Apenas por curiosidade: é interessante que Marcos traduza a palavra “éfata”, conhecida aos judeus, mas estranha aos gregos. É um sinal de que, de fato, a comunidade à qual se dirige seu Evangelho se compõe tanto de judeus quanto gregos que abraçaram a fé.
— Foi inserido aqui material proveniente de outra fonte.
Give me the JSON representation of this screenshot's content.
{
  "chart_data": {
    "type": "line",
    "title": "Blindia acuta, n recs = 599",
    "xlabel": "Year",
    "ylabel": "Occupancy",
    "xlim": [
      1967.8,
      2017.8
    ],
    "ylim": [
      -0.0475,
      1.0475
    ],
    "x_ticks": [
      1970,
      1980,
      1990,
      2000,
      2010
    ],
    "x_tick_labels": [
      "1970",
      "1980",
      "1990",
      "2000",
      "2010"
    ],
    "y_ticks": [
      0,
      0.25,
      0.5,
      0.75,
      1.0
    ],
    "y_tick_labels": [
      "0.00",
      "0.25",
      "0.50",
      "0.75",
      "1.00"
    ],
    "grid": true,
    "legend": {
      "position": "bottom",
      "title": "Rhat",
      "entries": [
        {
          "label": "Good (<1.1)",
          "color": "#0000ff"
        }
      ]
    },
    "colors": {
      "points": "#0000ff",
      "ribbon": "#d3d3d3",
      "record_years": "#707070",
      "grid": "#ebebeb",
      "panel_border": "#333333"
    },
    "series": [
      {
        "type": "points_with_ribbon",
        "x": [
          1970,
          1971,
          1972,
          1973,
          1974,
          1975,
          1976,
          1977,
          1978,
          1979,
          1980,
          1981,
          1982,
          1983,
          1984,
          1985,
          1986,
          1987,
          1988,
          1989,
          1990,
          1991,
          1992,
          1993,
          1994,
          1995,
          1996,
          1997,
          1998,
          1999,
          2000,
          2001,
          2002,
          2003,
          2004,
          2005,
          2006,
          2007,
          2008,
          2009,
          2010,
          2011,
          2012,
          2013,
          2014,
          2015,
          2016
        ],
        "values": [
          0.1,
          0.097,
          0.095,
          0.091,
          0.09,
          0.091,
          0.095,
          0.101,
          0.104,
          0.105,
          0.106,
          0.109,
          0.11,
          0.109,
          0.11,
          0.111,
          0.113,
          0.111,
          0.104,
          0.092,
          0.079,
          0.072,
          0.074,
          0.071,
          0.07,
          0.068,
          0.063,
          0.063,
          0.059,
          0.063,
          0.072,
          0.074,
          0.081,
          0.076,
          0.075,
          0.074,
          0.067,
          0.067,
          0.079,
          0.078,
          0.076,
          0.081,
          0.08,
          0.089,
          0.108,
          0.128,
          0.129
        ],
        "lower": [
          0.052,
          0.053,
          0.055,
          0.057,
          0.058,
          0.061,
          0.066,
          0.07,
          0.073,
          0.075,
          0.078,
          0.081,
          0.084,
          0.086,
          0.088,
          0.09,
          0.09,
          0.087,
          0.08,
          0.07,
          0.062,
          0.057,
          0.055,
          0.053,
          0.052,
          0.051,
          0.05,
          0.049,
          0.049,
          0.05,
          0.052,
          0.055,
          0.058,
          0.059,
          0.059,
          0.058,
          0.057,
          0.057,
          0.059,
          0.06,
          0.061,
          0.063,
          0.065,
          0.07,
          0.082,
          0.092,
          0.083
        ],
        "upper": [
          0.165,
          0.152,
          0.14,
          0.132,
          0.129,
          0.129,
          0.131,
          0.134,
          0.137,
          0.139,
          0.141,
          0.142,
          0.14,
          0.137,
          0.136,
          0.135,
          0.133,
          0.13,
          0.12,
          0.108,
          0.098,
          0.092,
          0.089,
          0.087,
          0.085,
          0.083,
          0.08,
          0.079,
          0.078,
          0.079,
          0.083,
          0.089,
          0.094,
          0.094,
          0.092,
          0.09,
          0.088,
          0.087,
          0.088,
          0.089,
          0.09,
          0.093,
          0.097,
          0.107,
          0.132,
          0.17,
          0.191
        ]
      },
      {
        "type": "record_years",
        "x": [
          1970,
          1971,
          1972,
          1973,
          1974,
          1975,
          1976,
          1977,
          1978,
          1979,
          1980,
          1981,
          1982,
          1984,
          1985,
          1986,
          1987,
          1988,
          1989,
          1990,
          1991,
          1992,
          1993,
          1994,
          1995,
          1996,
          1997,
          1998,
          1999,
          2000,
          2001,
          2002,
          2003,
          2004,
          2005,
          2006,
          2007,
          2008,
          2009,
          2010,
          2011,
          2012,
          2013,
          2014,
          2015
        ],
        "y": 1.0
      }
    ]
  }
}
Mais uma vez, Jesus pede que se preserve o “segredo messiânico”. Um pedido inútil, pois os efeitos de sua ação são cada vez mais evidentes (v. 36). Tanto que despertam a costumeira admiração nos espectadores – admiração que conduzirá à pergunta fundamental de Mc: quem é Jesus? (v. 37). Aqui, a admiração vai além: “ele tem feito tudo muito bem”. Pois nele a multidão reconhece o cumprimento da profecia de Isaías: “os olhos dos cegos vão se abrir e abrem-se também os ouvidos dos surdos; os aleijados vão pular como cabritos e a língua dos mudos entoará um cântico, porque águas vão correr no deserto, rios na terra seca” (Is 35,6).


 * * *


Puros são todos os alimentos, pois foi Deus quem os deu a nós. Com muito mais razão, puras são todas as pessoas, pois são obras das mãos criadoras de Deus e de seu sopro que dá vida. E, mesmo aqueles mais aparentemente distantes, impuros e indignos, trazem em si a marca inextinguível de filho muito amado do Pai do céu. A partir de Jesus, também nós, seus discípulos, somos convidados a recordar ao mundo essa Boa Notícia.